Além dos requisitos já previstos, a certidão deverá indicar expressamente tratar-se de sanção penal pecuniária e informar a destinação legal dos valores arrecadados, conforme as diretrizes do Conselho Nacional de Justiça (CNJ).
O ato também estabelece que terão prioridade na cobrança extrajudicial as multas penais de pequeno valor, consideradas aquelas cujo montante atualizado seja igual ou inferior a R$ 10 mil.

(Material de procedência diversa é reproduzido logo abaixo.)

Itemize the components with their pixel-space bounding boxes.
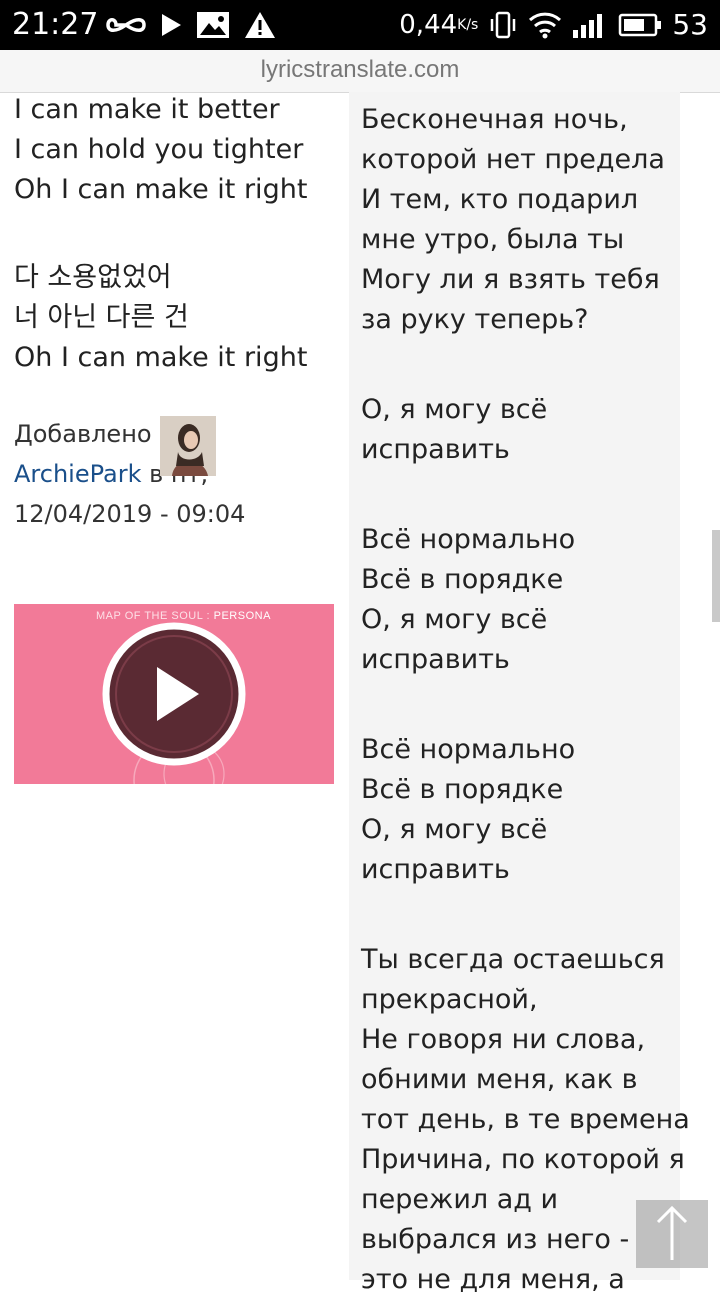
translation-line: И тем, кто подарил	[361, 184, 639, 215]
translation-line: О, я могу всё	[361, 814, 548, 845]
translation-line: исправить	[361, 644, 510, 675]
play-icon	[162, 14, 181, 36]
translation-line: прекрасной,	[361, 984, 538, 1015]
translation-line: Всё в порядке	[361, 774, 564, 805]
play-circle-icon[interactable]	[99, 619, 249, 769]
translation-block-4: Всё нормально Всё в порядке О, я могу вс…	[361, 730, 575, 890]
signal-icon	[573, 14, 603, 38]
translation-line: Не говоря ни слова,	[361, 1024, 646, 1055]
translation-line: Бесконечная ночь,	[361, 104, 628, 135]
vibrate-icon	[491, 11, 516, 39]
battery-level: 53	[672, 8, 708, 41]
lyric-line: 다 소용없었어	[14, 262, 172, 293]
lyric-line: I can hold you tighter	[14, 134, 304, 165]
original-lyrics-block-1: I can make it better I can hold you tigh…	[14, 90, 307, 210]
translation-line: Всё нормально	[361, 524, 576, 555]
speed-value: 0,44	[399, 10, 458, 40]
video-thumbnail[interactable]: MAP OF THE SOUL : PERSONA	[14, 604, 334, 784]
lyric-line: Oh I can make it right	[14, 342, 308, 373]
battery-icon	[619, 13, 662, 37]
translation-block-3: Всё нормально Всё в порядке О, я могу вс…	[361, 520, 575, 680]
translation-line: исправить	[361, 434, 510, 465]
arrow-up-icon	[656, 1205, 688, 1260]
network-speed: 0,44K/s	[399, 6, 478, 44]
url-bar[interactable]: lyricstranslate.com	[0, 50, 720, 93]
lyric-line: 너 아닌 다른 건	[14, 302, 189, 333]
translation-line: О, я могу всё	[361, 394, 548, 425]
translation-line: Ты всегда остаешься	[361, 944, 665, 975]
scrollbar[interactable]	[712, 530, 720, 622]
translation-line: Причина, по которой я	[361, 1144, 685, 1175]
translation-line: Всё в порядке	[361, 564, 564, 595]
original-lyrics-block-2: 다 소용없었어 너 아닌 다른 건 Oh I can make it right	[14, 258, 307, 378]
speed-unit: K/s	[457, 17, 479, 33]
translation-line: Всё нормально	[361, 734, 576, 765]
wifi-icon	[529, 12, 562, 39]
translation-line: обними меня, как в	[361, 1064, 638, 1095]
lyric-line: I can make it better	[14, 94, 280, 125]
added-datetime: 12/04/2019 - 09:04	[14, 500, 246, 528]
scroll-to-top-button[interactable]	[636, 1200, 708, 1268]
translation-block-1: Бесконечная ночь, которой нет предела И …	[361, 100, 665, 340]
infinity-icon	[106, 18, 146, 32]
translation-line: исправить	[361, 854, 510, 885]
user-link[interactable]: ArchiePark	[14, 460, 141, 488]
translation-line: тот день, в те времена	[361, 1104, 690, 1135]
image-icon	[197, 12, 229, 38]
translation-block-2: О, я могу всё исправить	[361, 390, 547, 470]
status-bar: 21:27 0,44K/s 53	[0, 0, 720, 50]
lyric-line: Oh I can make it right	[14, 174, 308, 205]
translation-line: мне утро, была ты	[361, 224, 625, 255]
translation-line: за руку теперь?	[361, 304, 589, 335]
avatar[interactable]	[160, 416, 216, 476]
translation-line: которой нет предела	[361, 144, 665, 175]
status-right: 0,44K/s 53	[399, 6, 708, 44]
status-time: 21:27	[12, 7, 99, 42]
warning-icon	[245, 12, 275, 38]
translation-line: Могу ли я взять тебя	[361, 264, 660, 295]
translation-line: О, я могу всё	[361, 604, 548, 635]
notification-icons	[106, 8, 276, 42]
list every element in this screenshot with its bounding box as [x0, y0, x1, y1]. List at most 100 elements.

A medida está alinhada à política nacional de racionalização da execução de créditos de baixa expressão econômica, buscando reduzir custos e conferir maior efetividade à recuperação desses valores.
Outro avanço previsto pela nova norma é a integração eletrônica obrigatória entre os sistemas judiciais, as unidades judiciárias, a Central Nacional de Protesto (CENPROT), os cartórios de protesto e os demais órgãos envolvidos no procedimento.
Com a integração, o fluxo de emissão, envio, processamento, acompanhamento e baixa das CDJs será realizado de forma totalmente eletrônica. As certidões deverão ser encaminhadas exclusivamente por meio digital, com utilização de assinatura eletrônica, garantindo autenticidade, integridade e rastreabilidade das informações.